I had hoped that America would surprise me yesterday. I had hoped evangelical voters, still the largest group of voters in the country, would think soberly about their choices and choose a candidate who reflects their values.

They did not in seven states, five of which are part of the famed Bible Belt where evangelical voices are the strongest.

Instead, evangelicals, drunk on anger and fear, broke for the anti-candidate whose antics – crude speech, coarse jesting, misogyny, personal insults, egocentrism and utter lack of knowledge about the Constitution – they believe are actually a justifiable response to their discontent with Washington. Leading the chorus of miffed evangelicals in pushing Trump as a viable choice were prominent evangelical leaders.

They used phrases like, and I paraphrase, "We're not electing a Christian-in-chief," followed by effusive praise for the man who would be dictator, and without thought of the future Trumpification of their faith.

Too strong, perhaps?

Not when a candidate promises to curb freedom of the press through tortuous libel cases, threatens to reveal what people have to "hide," and approves of plans to restrict religious freedom by monitoring mosques and prohibiting "all Muslims" from entering the United States because of their faith.

Not when the candidate pulled a "John Kerry" and said he knew KKK Grand Wizard David Duke, before he didn't know him, before he knew him again.
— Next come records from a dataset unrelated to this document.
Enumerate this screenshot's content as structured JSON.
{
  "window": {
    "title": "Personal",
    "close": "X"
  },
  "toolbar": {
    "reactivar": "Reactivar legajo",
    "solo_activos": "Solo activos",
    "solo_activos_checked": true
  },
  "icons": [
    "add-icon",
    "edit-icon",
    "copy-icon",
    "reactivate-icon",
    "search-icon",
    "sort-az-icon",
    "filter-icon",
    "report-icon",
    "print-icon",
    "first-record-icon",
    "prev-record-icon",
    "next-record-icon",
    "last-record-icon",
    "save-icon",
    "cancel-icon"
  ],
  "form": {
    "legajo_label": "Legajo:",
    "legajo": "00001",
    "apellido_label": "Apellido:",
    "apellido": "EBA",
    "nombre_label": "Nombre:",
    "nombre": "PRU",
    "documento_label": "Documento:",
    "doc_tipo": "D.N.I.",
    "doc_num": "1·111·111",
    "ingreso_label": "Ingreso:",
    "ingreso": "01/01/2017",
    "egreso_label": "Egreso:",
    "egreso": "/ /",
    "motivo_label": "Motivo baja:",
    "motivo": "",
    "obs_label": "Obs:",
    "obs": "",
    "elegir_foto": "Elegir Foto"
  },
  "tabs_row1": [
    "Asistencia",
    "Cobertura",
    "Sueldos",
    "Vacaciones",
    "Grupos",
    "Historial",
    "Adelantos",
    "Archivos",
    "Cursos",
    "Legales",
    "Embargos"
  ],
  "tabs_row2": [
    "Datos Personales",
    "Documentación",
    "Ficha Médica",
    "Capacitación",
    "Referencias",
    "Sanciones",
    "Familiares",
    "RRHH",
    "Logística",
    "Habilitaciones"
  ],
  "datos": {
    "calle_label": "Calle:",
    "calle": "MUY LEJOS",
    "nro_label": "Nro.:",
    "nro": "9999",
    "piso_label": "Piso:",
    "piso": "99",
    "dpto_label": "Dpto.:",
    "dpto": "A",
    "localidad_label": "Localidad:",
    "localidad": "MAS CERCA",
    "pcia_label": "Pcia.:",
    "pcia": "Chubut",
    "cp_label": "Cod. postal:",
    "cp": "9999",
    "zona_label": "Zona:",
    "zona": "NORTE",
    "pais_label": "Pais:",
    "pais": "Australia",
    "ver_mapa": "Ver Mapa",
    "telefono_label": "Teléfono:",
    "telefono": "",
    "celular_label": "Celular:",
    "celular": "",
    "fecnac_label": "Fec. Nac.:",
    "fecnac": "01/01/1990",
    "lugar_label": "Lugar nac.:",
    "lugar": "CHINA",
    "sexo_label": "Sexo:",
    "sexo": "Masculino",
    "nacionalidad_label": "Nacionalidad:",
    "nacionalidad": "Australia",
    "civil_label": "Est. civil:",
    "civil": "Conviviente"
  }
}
Not when the candidate finds as suitable nighttime reading the sequel to Adolf Hitler's Mein Kampf – a book of speeches under the English title My New Order. Not when a candidate envisions the Christian faith as a set of beliefs that are "great, just great," but that do not require him to bend his knee and ask for forgiveness.

If Donald Trump envisions a government that can limit the practice and movement of Muslims, that same government he could well use to impede or eliminate of the practice and movement of Christians. And if he envisions Hitler as the quintessential propagandist, as his ex-wife Ivana Trump has said, I think evangelical Christians have to ask probing questions about who else has influenced the candidate's playbook and, more important still, his beliefs.

Super Tuesday was about our liberty. It was about choices between Democrat candidates who promise free Bubble-Up and rainbow stew to the masses (which they could only pay for by sapping the wealth of the working Americans) and a string of Republican candidates and their varying degrees of conservatism. 

It was also about our faith, which cannot be compartmentalized and ill-considered in tumultuous political times. If you want to know why, ask the German church of the 1930s. I'm sure they thought it was "just politics" and that their leader was the only possible savior of their state – until both their churches and the world lay in ruin.

Dr. Gregory Tomlin covers the intersection of politics, culture and religion for Christian Examiner. He is also Assistant Professor of Church History and a faculty instructional mentor for Liberty University Divinity School. Tomlin earned his Ph.D. at Southwestern Baptist Theological Seminary, and also studied at Baylor University and Boston University's summer Institute on Culture, Religion and World Affairs. He wrote his dissertation on Southern Baptists and their influence on military-foreign policy in Vietnam from 1965-1973.